Me cuesta, pero le pongo empeño, en prestarle atención a las noticias chorras, esas que normalmente me encantan, pero que ahora se me atraviesan. No es buen momento para ponerse trascendental y profunda, joder. Unas fotos de modelitos, potingues y peinados imposibles suavizan tanta crudeza, mitigan el dolor. Ese al que quiero girarle la cara porque no está en mis manos el minimizarlo, ni tampoco el comprenderlo.
Para las mentes simples y cuadriculadas como la mía, que necesitan respuestas, plazos y planes de acción, la inactividad ante el problema es una tortura. Y ahí estoy, contando chorradas desde mi cuenta de Instagram, por si alguna de ellas dispara una sonrisa donde antes se fruncía el ceño. La risa, de nuevo, como antídoto ante una realidad demasiado oscura. La risa, tan denostada a veces, siempre es mi remedio.
Mi otra ocupación mental es, inevitablemente, planear qué haré en cuanto nos suelten. Me gusta esa expresión, suena a fiesta popular y a alegría.

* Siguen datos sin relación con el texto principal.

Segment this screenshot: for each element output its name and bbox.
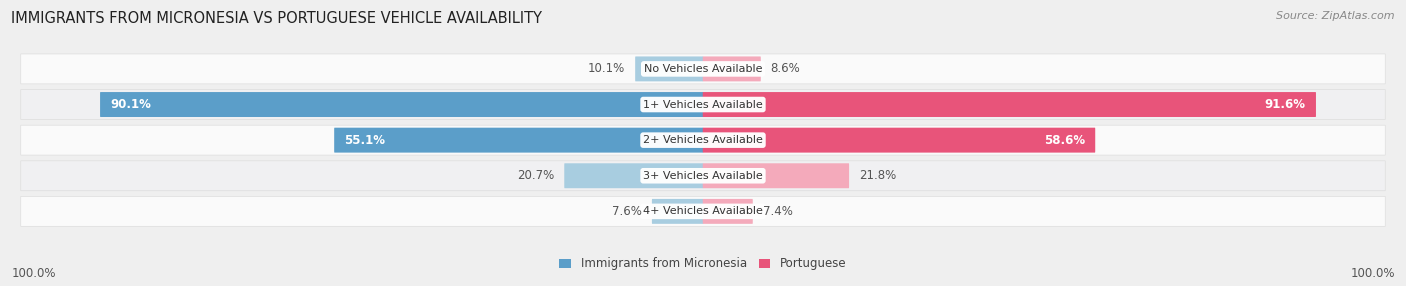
Text: 1+ Vehicles Available: 1+ Vehicles Available — [643, 100, 763, 110]
Text: No Vehicles Available: No Vehicles Available — [644, 64, 762, 74]
FancyBboxPatch shape — [703, 92, 1316, 117]
Text: IMMIGRANTS FROM MICRONESIA VS PORTUGUESE VEHICLE AVAILABILITY: IMMIGRANTS FROM MICRONESIA VS PORTUGUESE… — [11, 11, 543, 26]
FancyBboxPatch shape — [564, 163, 703, 188]
FancyBboxPatch shape — [21, 125, 1385, 155]
FancyBboxPatch shape — [21, 54, 1385, 84]
FancyBboxPatch shape — [21, 196, 1385, 226]
Text: 7.4%: 7.4% — [762, 205, 793, 218]
Text: 55.1%: 55.1% — [344, 134, 385, 147]
FancyBboxPatch shape — [652, 199, 703, 224]
Text: 20.7%: 20.7% — [517, 169, 554, 182]
Text: 7.6%: 7.6% — [612, 205, 643, 218]
FancyBboxPatch shape — [703, 199, 752, 224]
FancyBboxPatch shape — [100, 92, 703, 117]
Text: 3+ Vehicles Available: 3+ Vehicles Available — [643, 171, 763, 181]
Text: 100.0%: 100.0% — [1350, 267, 1395, 280]
FancyBboxPatch shape — [703, 56, 761, 82]
Legend: Immigrants from Micronesia, Portuguese: Immigrants from Micronesia, Portuguese — [560, 257, 846, 270]
Text: 91.6%: 91.6% — [1264, 98, 1306, 111]
FancyBboxPatch shape — [335, 128, 703, 153]
Text: 2+ Vehicles Available: 2+ Vehicles Available — [643, 135, 763, 145]
FancyBboxPatch shape — [703, 128, 1095, 153]
Text: 21.8%: 21.8% — [859, 169, 896, 182]
Text: 8.6%: 8.6% — [770, 62, 800, 76]
FancyBboxPatch shape — [636, 56, 703, 82]
Text: 100.0%: 100.0% — [11, 267, 56, 280]
Text: 90.1%: 90.1% — [111, 98, 152, 111]
FancyBboxPatch shape — [21, 161, 1385, 191]
Text: Source: ZipAtlas.com: Source: ZipAtlas.com — [1277, 11, 1395, 21]
FancyBboxPatch shape — [703, 163, 849, 188]
Text: 58.6%: 58.6% — [1043, 134, 1085, 147]
FancyBboxPatch shape — [21, 90, 1385, 120]
Text: 4+ Vehicles Available: 4+ Vehicles Available — [643, 206, 763, 217]
Text: 10.1%: 10.1% — [588, 62, 626, 76]
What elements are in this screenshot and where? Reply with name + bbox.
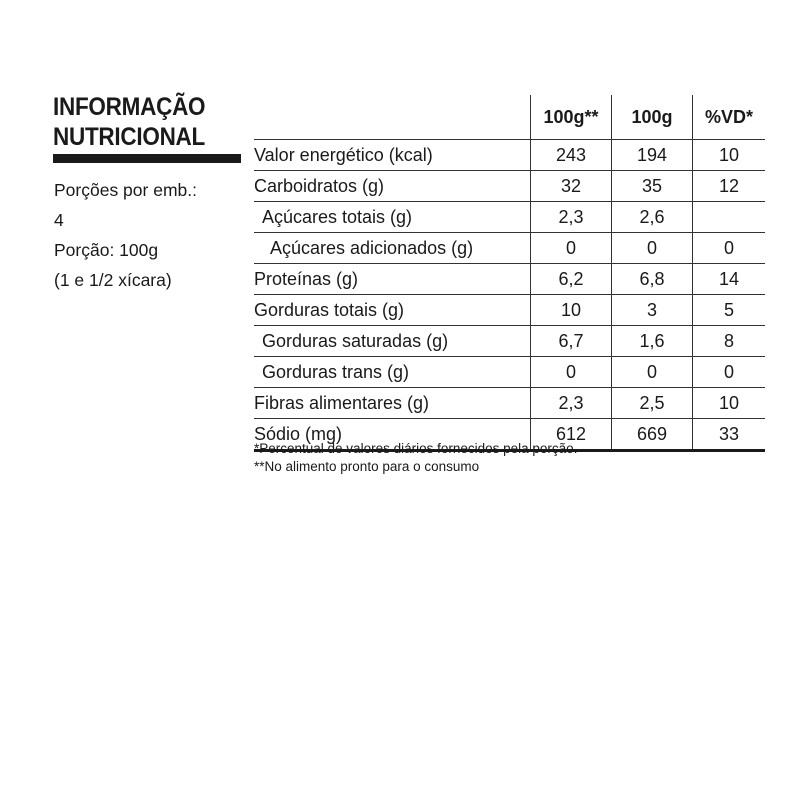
header-100g-prepared: 100g** <box>530 95 612 140</box>
value-vd: 12 <box>692 170 765 202</box>
table-row: Valor energético (kcal) 243 194 10 <box>254 139 765 171</box>
nutrition-table: 100g** 100g %VD* Valor energético (kcal)… <box>254 95 765 452</box>
table-row: Fibras alimentares (g) 2,3 2,5 10 <box>254 387 765 419</box>
value-100g-prepared: 10 <box>530 294 612 326</box>
table-row: Gorduras saturadas (g) 6,7 1,6 8 <box>254 325 765 357</box>
footnote-vd: *Percentual de valores diários fornecido… <box>254 441 578 456</box>
value-100g: 2,6 <box>611 201 693 233</box>
nutrition-header: INFORMAÇÃO NUTRICIONAL Porções por emb.:… <box>53 92 241 295</box>
nutrient-name: Gorduras saturadas (g) <box>254 325 531 357</box>
value-100g: 194 <box>611 139 693 171</box>
value-100g-prepared: 2,3 <box>530 201 612 233</box>
value-100g: 35 <box>611 170 693 202</box>
header-100g: 100g <box>611 95 693 140</box>
value-vd: 8 <box>692 325 765 357</box>
value-100g-prepared: 612 <box>530 418 612 452</box>
value-100g-prepared: 32 <box>530 170 612 202</box>
value-vd: 0 <box>692 356 765 388</box>
nutrient-name: Valor energético (kcal) <box>254 139 531 171</box>
value-100g: 0 <box>611 232 693 264</box>
nutrient-name: Açúcares adicionados (g) <box>254 232 531 264</box>
table-row: Gorduras totais (g) 10 3 5 <box>254 294 765 326</box>
header-nutrient <box>254 95 531 140</box>
value-100g: 2,5 <box>611 387 693 419</box>
value-vd: 5 <box>692 294 765 326</box>
value-100g-prepared: 2,3 <box>530 387 612 419</box>
serving-info: Porções por emb.: 4 Porção: 100g (1 e 1/… <box>54 175 241 295</box>
title-line-1: INFORMAÇÃO <box>53 93 206 121</box>
nutrient-name: Gorduras trans (g) <box>254 356 531 388</box>
nutrient-name: Gorduras totais (g) <box>254 294 531 326</box>
nutrient-name: Proteínas (g) <box>254 263 531 295</box>
value-vd: 14 <box>692 263 765 295</box>
value-100g-prepared: 0 <box>530 232 612 264</box>
nutrient-name: Carboidratos (g) <box>254 170 531 202</box>
table-row: Gorduras trans (g) 0 0 0 <box>254 356 765 388</box>
table-header-row: 100g** 100g %VD* <box>254 95 765 140</box>
title-divider-bar <box>53 154 241 163</box>
value-100g-prepared: 243 <box>530 139 612 171</box>
nutrient-name: Fibras alimentares (g) <box>254 387 531 419</box>
value-vd: 0 <box>692 232 765 264</box>
value-vd: 10 <box>692 139 765 171</box>
value-100g: 669 <box>611 418 693 452</box>
portion-size: Porção: 100g <box>54 240 159 260</box>
nutrient-name: Açúcares totais (g) <box>254 201 531 233</box>
table-row: Proteínas (g) 6,2 6,8 14 <box>254 263 765 295</box>
value-100g-prepared: 6,2 <box>530 263 612 295</box>
footnote-prepared: **No alimento pronto para o consumo <box>254 459 480 474</box>
table-row: Carboidratos (g) 32 35 12 <box>254 170 765 202</box>
value-100g-prepared: 6,7 <box>530 325 612 357</box>
footnotes: *Percentual de valores diários fornecido… <box>254 440 577 476</box>
value-100g-prepared: 0 <box>530 356 612 388</box>
portion-measure: (1 e 1/2 xícara) <box>54 270 172 290</box>
servings-label: Porções por emb.: <box>54 180 197 200</box>
value-100g: 3 <box>611 294 693 326</box>
servings-value: 4 <box>54 210 64 230</box>
value-vd: 10 <box>692 387 765 419</box>
table-row: Açúcares adicionados (g) 0 0 0 <box>254 232 765 264</box>
title-line-2: NUTRICIONAL <box>53 123 206 151</box>
table-row: Açúcares totais (g) 2,3 2,6 <box>254 201 765 233</box>
value-100g: 0 <box>611 356 693 388</box>
nutrient-name: Sódio (mg) <box>254 418 531 452</box>
value-vd: 33 <box>692 418 765 452</box>
table-row: Sódio (mg) 612 669 33 <box>254 418 765 452</box>
value-100g: 6,8 <box>611 263 693 295</box>
value-100g: 1,6 <box>611 325 693 357</box>
header-vd: %VD* <box>692 95 765 140</box>
value-vd <box>692 201 765 233</box>
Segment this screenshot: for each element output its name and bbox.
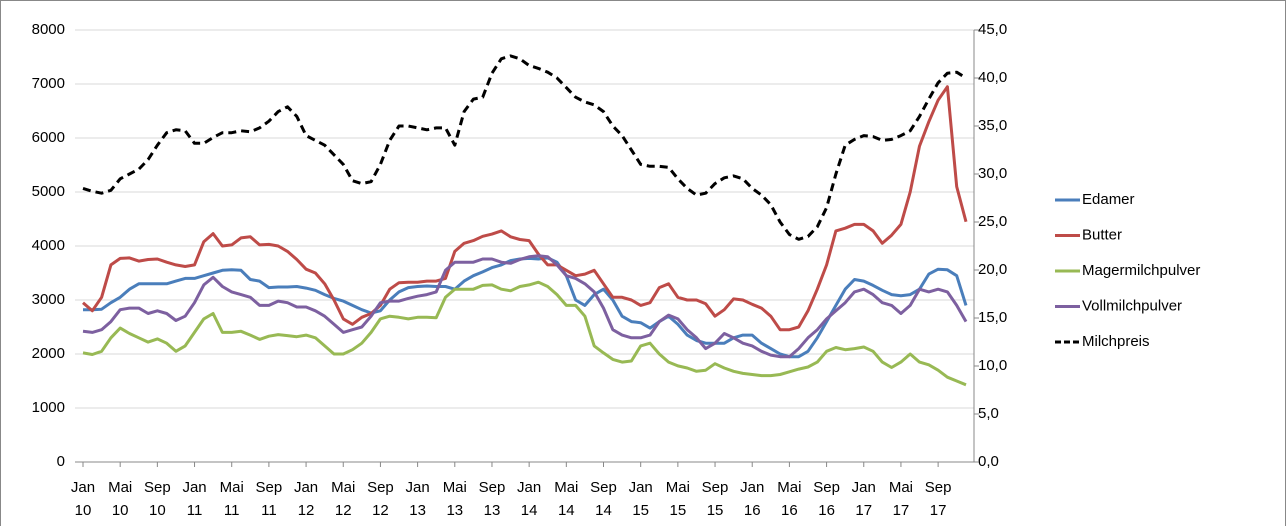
y2-tick-label: 20,0 bbox=[978, 261, 1007, 278]
legend-label: Vollmilchpulver bbox=[1082, 297, 1182, 314]
y2-tick-label: 25,0 bbox=[978, 213, 1007, 230]
x-tick-label: Sep 13 bbox=[478, 479, 506, 519]
x-tick-label: Jan 16 bbox=[740, 479, 765, 519]
x-tick-label: Jan 15 bbox=[628, 479, 653, 519]
legend-label: Magermilchpulver bbox=[1082, 262, 1200, 279]
y2-tick-label: 5,0 bbox=[978, 405, 999, 422]
x-tick-label: Mai 10 bbox=[108, 479, 133, 519]
x-tick-label: Jan 10 bbox=[70, 479, 96, 519]
y-tick-label: 5000 bbox=[32, 183, 65, 200]
y2-tick-label: 15,0 bbox=[978, 309, 1007, 326]
y-tick-label: 8000 bbox=[32, 21, 65, 38]
y-tick-label: 7000 bbox=[32, 75, 65, 92]
y2-tick-label: 30,0 bbox=[978, 165, 1007, 182]
y2-tick-label: 45,0 bbox=[978, 21, 1007, 38]
data-line bbox=[82, 85, 968, 332]
legend-label: Butter bbox=[1082, 226, 1122, 243]
y-tick-label: 6000 bbox=[32, 129, 65, 146]
legend-label: Edamer bbox=[1082, 191, 1135, 208]
y2-tick-label: 35,0 bbox=[978, 117, 1007, 134]
x-tick-label: Sep 10 bbox=[143, 479, 171, 519]
y2-tick-label: 10,0 bbox=[978, 357, 1007, 374]
x-tick-label: Mai 16 bbox=[777, 479, 802, 519]
x-tick-label: Jan 13 bbox=[405, 479, 430, 519]
x-tick-label: Sep 17 bbox=[924, 479, 952, 519]
x-tick-label: Sep 12 bbox=[367, 479, 394, 519]
legend-label: Milchpreis bbox=[1082, 333, 1150, 350]
x-tick-label: Sep 15 bbox=[701, 479, 729, 519]
y-tick-label: 1000 bbox=[32, 399, 65, 416]
y2-tick-label: 0,0 bbox=[978, 453, 999, 470]
y-tick-label: 3000 bbox=[32, 291, 65, 308]
x-tick-label: Jan 12 bbox=[293, 479, 319, 519]
x-tick-label: Mai 15 bbox=[665, 479, 690, 519]
y-tick-label: 0 bbox=[57, 453, 65, 470]
x-tick-label: Jan 17 bbox=[851, 479, 876, 519]
x-tick-label: Mai 17 bbox=[888, 479, 913, 519]
x-tick-label: Sep 16 bbox=[813, 479, 840, 519]
data-line bbox=[82, 54, 967, 241]
data-line bbox=[82, 254, 968, 359]
x-tick-label: Jan 11 bbox=[182, 479, 207, 519]
y-tick-label: 2000 bbox=[32, 345, 65, 362]
y-tick-label: 4000 bbox=[32, 237, 65, 254]
data-line bbox=[83, 256, 968, 359]
x-tick-label: Mai 12 bbox=[331, 479, 356, 519]
x-tick-label: Sep 14 bbox=[590, 479, 617, 519]
x-tick-label: Mai 13 bbox=[442, 479, 467, 519]
y2-tick-label: 40,0 bbox=[978, 69, 1007, 86]
data-line bbox=[82, 280, 967, 387]
x-tick-label: Mai 14 bbox=[554, 479, 579, 519]
x-tick-label: Sep 11 bbox=[255, 479, 283, 519]
x-tick-label: Jan 14 bbox=[517, 479, 542, 519]
x-tick-label: Mai 11 bbox=[219, 479, 244, 519]
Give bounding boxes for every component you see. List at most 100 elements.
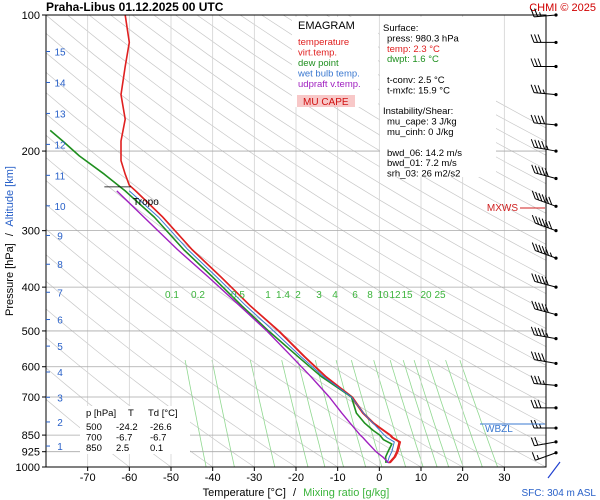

Me van a soltar en algún momento y tengo clarísimo que quiero caminar mucho, más de lo que lo hacía, que ya era.
Quiero volver a mi preciosa oficina de techos altos y vistas al edificio de la SGAE. Pienso mucho en las plantas, que tendremos que reemplazar porque no podemos ir a regarlas. Iré a comerme un bocadillo de queso brie y jamón serrano, bien calentito, al Cafetín y lo acompañaré de un té con leche. Allí lo ponen en taza grande, una maravilla inusual en las cafeterías. Frente a mí: Leire, mi socia adorada, tan joven y tan despeinada. Y tan lista y tan graciosa. Reiremos hasta llorar, como siempre. O como nunca.
Desde allí saldremos pitando hacia la librería Amapolas en octubre, para besuquear a Laura, la mujer altísima y mágica que ha creado un espacio que huele a flores, a velas y a libros en plena calle Pelayo. Amapolas va a seguir ahí porque lo importante de la vida es tener un hogar y ella lo es para muchos. Podéis, desde ya, comprar en su web los libros que queráis regalar o leer y ella os los hará llegar en cuanto esto termine. Aunque yo os diría que vale la pena viajar para conocerla y sentarse en sus sofás de terciopelo azul, que chorrean letras, charlas e historias.
Mientras escribo, se disipa la niebla que ha ido creciendo con los días, más desde que el bicho me impide continuar con la actividad salvaje, que es la que a mí me gusta por mucho que haya que tomarse la vida con calma. Pero es que mi calma llega con la creación, con hacer cosas por primera vez y cada tabla de gimnasia extenuante, cada reposicionamiento de mobiliario, cada texto a estrenar lo es.
La niebla se aclara porque estas setecientas palabras ocupan un lugar que antes estaba vacío, sobre la pantalla y aquí dentro. Lo mismo pasará con nuestras vidas cuando esto termine: llenaremos las calles de risas y el alma de primeras veces. Y eso es maravilloso.